Periodicamente, si riaccende il dibattito nazionale sull’opportunità di rivedere le modalità di acquisizione della cittadinanza italiana per i figli degli immigrati. Cambia la scintilla – un discorso di Gianfranco Fini, un monito del Presidente Napolitano, un auspicio del neo-Ministro Kyenge – non cambia l’intonazione del dibattito conseguente, reso purtroppo sterile dall’incolmabile distanza ideologica che separa gli “aperturisti” dai sostenitori della chiusura ad oltranza. Il rischio, come ha rilevato Giovanna Zincone in un suo recente intervento[1], è di “continuare anche in questa legislatura a lasciar marcire la questione della riforma della cittadinanza in cantina”.

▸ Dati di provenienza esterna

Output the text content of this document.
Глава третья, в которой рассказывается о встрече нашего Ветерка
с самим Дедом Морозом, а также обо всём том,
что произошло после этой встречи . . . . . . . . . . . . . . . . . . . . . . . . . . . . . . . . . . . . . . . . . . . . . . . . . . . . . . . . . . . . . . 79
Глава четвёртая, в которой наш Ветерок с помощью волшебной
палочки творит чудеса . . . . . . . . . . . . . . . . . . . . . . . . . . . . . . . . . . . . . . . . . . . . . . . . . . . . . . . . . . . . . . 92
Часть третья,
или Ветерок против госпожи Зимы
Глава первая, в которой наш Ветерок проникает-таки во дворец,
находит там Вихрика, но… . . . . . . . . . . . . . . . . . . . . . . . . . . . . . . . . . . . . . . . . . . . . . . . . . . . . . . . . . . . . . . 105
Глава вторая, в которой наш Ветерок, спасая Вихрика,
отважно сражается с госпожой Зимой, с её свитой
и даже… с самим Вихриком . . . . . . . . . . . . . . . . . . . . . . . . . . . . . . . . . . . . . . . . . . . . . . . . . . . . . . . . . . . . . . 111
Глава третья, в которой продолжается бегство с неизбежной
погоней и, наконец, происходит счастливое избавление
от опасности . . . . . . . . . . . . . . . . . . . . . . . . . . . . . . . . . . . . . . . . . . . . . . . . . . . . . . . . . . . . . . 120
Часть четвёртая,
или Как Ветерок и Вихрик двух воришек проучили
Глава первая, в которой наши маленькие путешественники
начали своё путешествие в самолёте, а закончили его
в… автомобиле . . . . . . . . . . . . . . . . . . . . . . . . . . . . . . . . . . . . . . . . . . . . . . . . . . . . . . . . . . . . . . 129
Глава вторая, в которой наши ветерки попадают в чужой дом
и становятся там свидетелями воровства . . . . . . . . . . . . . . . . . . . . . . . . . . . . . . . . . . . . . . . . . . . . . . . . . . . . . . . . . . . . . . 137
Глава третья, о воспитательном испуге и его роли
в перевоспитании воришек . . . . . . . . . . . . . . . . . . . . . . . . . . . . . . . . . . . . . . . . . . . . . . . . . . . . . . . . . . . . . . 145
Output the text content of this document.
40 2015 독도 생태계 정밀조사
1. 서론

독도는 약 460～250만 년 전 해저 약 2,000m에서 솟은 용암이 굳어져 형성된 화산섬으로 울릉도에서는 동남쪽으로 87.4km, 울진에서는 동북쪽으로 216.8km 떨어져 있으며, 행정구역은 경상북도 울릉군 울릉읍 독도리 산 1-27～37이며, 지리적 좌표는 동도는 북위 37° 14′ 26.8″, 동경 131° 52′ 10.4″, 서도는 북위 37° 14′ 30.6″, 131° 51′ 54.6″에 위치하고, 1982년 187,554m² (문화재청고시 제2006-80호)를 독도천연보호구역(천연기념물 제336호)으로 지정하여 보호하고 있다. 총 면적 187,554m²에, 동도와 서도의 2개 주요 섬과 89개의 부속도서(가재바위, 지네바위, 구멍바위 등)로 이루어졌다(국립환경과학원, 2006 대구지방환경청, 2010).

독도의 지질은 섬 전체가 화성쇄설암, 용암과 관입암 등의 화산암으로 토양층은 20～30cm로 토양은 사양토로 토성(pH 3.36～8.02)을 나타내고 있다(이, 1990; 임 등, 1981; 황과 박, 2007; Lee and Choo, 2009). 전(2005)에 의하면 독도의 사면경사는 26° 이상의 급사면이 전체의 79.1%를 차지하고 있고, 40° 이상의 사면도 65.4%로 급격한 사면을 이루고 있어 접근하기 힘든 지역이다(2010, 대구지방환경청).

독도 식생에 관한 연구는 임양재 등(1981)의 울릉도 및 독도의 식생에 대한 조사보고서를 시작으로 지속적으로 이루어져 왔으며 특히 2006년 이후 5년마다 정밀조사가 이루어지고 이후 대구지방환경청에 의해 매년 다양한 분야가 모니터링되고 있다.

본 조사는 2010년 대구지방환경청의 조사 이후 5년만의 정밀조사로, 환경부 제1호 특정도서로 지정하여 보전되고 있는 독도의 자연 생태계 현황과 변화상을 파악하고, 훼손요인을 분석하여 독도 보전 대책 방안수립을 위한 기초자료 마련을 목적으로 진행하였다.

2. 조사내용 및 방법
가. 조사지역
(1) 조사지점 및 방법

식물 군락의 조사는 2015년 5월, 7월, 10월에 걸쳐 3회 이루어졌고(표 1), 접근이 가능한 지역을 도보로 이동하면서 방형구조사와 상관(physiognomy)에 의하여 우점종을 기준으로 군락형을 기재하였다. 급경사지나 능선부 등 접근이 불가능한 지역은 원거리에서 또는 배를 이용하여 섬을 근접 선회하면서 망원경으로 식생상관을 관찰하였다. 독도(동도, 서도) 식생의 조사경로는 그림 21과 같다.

Da questa situazione di stallo non si esce senza comprendere le mosse, sbagliate, che hanno contribuito a determinarla. Tra queste vi sono banalmente tre confusioni semantiche, o se si preferisce tre errori diffusi di vocabolario, in grado di far degenerare qualsiasi riflessione pubblica sul tema.
Tre errori diffusi
Il primo errore riguarda l’uso impropriamente intercambiabile dei termini “immigrato” e “straniero”. Quando l’Italia scoprì, a cavallo tra gli anni ottanta e novanta, di essere diventata terra di immigrazione, si iniziò a parlare indifferentemente di popolazione immigrata o straniera: non solo sui media, ma anche nell’arena politica o sui bollettini statistici. In presenza di stranieri immigrati di prima generazione questa semplificazione poteva anche essere comprensibile; lo è molto di meno oggi in presenza delle seconde generazioni, nate in Italia, per le quali l’equazione immigrato=straniero è priva di senso. La diffusione di tale imprecisione semantica ha finito per occultare la differenza cruciale tra i due termini, e cioè che la condizione di immigrato è permanente, mentre quella di straniero è, in qualsiasi paese civile, temporanea.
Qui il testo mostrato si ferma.